Blood in the Chest in Cats

3 min read

Hemothorax in Cats

Hemothorax is the medical term used to identify a condition in which blood has collected in the chest cavity, or thorax. This condition may occur suddenly or over a long period of time, and it can occur for a variety of reasons. There does not appear to be a particular age, gender, or breed of cat that is more predisposed to this condition than another.

Symptoms and Types

Acute onset:

  • Symptoms of decreased blood volume usually occur before sufficient blood volume accumulates in the pleural space (lining of the chest cavity)
  • Impaired respiration/respiratory distress
  • Pale membranes
  • Weakness and collapse
  • Weak, rapid pulse
  • Breathing sounds become dull

Associated with a causative factor:


  • Trauma
  • Bleeding from any artery or vein of the thoracic wall or spine, damaged heart, lungs, thymus (a small glandular organ that is situated behind the top of the breastbone), and diaphragm
  • Rodenticide ingestion is a common cause
  • Herniated liver or spleen
  • Tumor
  • Coagulopathies (clotting disorders)
  • Clotting factor defects are more common than platelet abnormalities
  • May be congenital or acquired
  • Liver failure
  • Cholangiohepatitis (inflammation of the gallbladder and bile ducts) with concurrent small bowel disease
  • Lung lobe twisting
  • Acute thymic hemorrhage in young animals (i.e., thymus: gland at the base of the neck)

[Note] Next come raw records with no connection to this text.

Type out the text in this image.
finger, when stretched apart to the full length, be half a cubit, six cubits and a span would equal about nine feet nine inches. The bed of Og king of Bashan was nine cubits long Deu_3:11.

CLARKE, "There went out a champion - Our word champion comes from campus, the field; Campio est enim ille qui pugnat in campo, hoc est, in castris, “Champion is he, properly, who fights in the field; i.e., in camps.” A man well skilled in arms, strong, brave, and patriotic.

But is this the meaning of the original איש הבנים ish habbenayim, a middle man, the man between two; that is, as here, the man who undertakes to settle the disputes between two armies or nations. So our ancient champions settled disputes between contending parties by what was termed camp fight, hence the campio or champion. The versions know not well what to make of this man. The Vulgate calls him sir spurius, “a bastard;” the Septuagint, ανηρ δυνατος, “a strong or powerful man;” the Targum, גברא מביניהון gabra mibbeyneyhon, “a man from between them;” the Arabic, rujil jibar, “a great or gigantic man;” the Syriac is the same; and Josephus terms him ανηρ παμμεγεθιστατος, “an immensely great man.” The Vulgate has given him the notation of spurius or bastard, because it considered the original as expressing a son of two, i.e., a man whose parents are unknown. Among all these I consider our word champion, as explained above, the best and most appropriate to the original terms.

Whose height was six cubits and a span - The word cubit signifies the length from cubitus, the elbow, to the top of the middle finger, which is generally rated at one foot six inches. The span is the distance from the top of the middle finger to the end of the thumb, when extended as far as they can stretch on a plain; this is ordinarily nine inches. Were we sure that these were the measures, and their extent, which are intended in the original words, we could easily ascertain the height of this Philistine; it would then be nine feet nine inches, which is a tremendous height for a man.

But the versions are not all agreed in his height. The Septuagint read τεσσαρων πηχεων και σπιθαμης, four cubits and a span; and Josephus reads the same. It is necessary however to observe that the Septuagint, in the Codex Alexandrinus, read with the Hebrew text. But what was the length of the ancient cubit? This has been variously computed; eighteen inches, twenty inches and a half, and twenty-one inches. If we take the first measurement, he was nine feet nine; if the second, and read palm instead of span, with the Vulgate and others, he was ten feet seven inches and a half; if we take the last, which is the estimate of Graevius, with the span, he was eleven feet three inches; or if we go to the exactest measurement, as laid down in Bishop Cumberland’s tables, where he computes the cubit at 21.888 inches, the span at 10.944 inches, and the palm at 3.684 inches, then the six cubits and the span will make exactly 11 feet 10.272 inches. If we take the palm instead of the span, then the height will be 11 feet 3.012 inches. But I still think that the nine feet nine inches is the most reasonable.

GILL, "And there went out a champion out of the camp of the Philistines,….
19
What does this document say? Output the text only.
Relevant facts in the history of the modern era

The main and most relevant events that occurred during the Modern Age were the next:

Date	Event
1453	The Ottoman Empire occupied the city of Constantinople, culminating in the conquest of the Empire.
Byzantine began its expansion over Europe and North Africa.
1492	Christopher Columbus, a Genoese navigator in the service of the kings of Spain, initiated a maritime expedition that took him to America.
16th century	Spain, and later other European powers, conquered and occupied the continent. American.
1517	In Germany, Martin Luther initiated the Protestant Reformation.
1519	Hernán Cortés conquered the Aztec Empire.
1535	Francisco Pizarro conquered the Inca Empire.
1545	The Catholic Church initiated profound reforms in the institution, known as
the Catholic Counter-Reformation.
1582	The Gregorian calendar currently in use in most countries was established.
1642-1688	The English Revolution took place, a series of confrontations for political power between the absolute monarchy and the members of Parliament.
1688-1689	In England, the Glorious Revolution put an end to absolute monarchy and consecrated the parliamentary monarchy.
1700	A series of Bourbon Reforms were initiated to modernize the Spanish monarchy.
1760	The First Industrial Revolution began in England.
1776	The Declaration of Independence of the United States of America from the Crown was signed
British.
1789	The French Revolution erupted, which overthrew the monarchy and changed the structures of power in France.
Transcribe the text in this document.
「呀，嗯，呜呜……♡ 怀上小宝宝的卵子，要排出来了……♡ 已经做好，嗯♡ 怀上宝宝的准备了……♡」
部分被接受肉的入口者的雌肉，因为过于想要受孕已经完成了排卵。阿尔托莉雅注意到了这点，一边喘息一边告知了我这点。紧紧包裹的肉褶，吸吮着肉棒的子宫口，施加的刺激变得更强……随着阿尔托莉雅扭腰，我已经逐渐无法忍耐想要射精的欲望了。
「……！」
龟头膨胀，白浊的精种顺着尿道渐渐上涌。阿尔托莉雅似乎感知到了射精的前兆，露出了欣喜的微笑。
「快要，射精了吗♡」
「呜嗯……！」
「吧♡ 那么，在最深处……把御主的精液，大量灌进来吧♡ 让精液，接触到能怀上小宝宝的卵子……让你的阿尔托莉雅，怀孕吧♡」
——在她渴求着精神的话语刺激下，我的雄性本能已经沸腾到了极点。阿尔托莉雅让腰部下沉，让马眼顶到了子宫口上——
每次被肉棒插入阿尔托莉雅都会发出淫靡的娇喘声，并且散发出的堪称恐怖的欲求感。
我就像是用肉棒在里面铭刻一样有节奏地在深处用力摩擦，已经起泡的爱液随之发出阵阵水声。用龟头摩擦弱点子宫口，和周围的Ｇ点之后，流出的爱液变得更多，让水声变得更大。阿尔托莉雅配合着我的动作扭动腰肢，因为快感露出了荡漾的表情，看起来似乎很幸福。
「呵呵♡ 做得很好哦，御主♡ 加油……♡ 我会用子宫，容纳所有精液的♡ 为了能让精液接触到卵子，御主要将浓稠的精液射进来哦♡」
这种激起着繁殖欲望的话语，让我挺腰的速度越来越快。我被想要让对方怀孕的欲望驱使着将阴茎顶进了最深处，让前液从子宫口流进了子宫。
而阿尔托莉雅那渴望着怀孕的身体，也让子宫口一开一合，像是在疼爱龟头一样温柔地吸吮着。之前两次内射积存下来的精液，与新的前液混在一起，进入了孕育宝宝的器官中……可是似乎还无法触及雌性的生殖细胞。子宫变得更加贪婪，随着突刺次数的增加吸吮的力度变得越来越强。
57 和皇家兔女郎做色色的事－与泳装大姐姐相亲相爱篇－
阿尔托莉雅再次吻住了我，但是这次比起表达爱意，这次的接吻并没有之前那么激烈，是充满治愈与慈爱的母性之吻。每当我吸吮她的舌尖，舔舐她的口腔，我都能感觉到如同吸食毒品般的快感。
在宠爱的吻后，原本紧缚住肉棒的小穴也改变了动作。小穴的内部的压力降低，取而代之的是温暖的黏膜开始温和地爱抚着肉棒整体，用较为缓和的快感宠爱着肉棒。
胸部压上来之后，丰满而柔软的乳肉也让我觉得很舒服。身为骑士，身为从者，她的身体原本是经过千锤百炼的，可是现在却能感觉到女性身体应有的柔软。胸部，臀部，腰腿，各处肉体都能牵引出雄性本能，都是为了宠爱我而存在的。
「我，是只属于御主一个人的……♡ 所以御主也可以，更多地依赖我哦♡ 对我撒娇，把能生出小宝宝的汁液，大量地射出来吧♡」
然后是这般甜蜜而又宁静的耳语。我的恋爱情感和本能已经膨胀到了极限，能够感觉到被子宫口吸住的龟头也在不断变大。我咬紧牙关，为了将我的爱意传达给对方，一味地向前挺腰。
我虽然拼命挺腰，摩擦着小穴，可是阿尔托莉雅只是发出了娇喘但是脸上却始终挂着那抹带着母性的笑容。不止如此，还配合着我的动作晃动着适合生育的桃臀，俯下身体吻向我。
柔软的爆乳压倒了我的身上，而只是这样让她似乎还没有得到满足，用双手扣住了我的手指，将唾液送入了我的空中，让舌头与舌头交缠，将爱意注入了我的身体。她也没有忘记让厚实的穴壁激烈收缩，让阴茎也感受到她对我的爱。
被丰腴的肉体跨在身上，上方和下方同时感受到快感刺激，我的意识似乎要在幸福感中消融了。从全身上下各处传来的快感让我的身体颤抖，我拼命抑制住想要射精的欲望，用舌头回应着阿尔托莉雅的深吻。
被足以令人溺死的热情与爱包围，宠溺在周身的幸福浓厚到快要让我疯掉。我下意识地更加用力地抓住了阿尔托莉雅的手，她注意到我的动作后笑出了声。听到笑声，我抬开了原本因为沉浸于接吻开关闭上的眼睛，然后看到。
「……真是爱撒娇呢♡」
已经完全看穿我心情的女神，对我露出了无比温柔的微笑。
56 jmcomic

Your veterinarian will perform a complete physical exam on your cat, including a standard blood chemical profile, complete blood count, an electrolyte panel and a urinalysis so as to rule out other causes of disease. You will need to give a thorough history of your cat's health, onset of symptoms, and possible incidents that might have preceded this condition. Clotting profiles should be performed on a blood sample to verify for delayed clotting times.

The packed cell volume, hemoglobin and platelet count will be lower than normal. The blood chemical profile may show signs of liver failure (which would cause bleeding into bodily cavities since clotting factors would not be produced).

The fluid in the chest should be sampled and analyzed at a laboratory for a comparison with peripheral blood. Platelets are often found in chest fluid samples.

X-rays are crucial for visualizing the extent of the fluid build-up in the chest, the collapse of lung lobes, and any masses which might be present in the chest cavity. An ultrasound of the chest can reveal a diseased condition with an even greater sensitivity than an x-ray image would.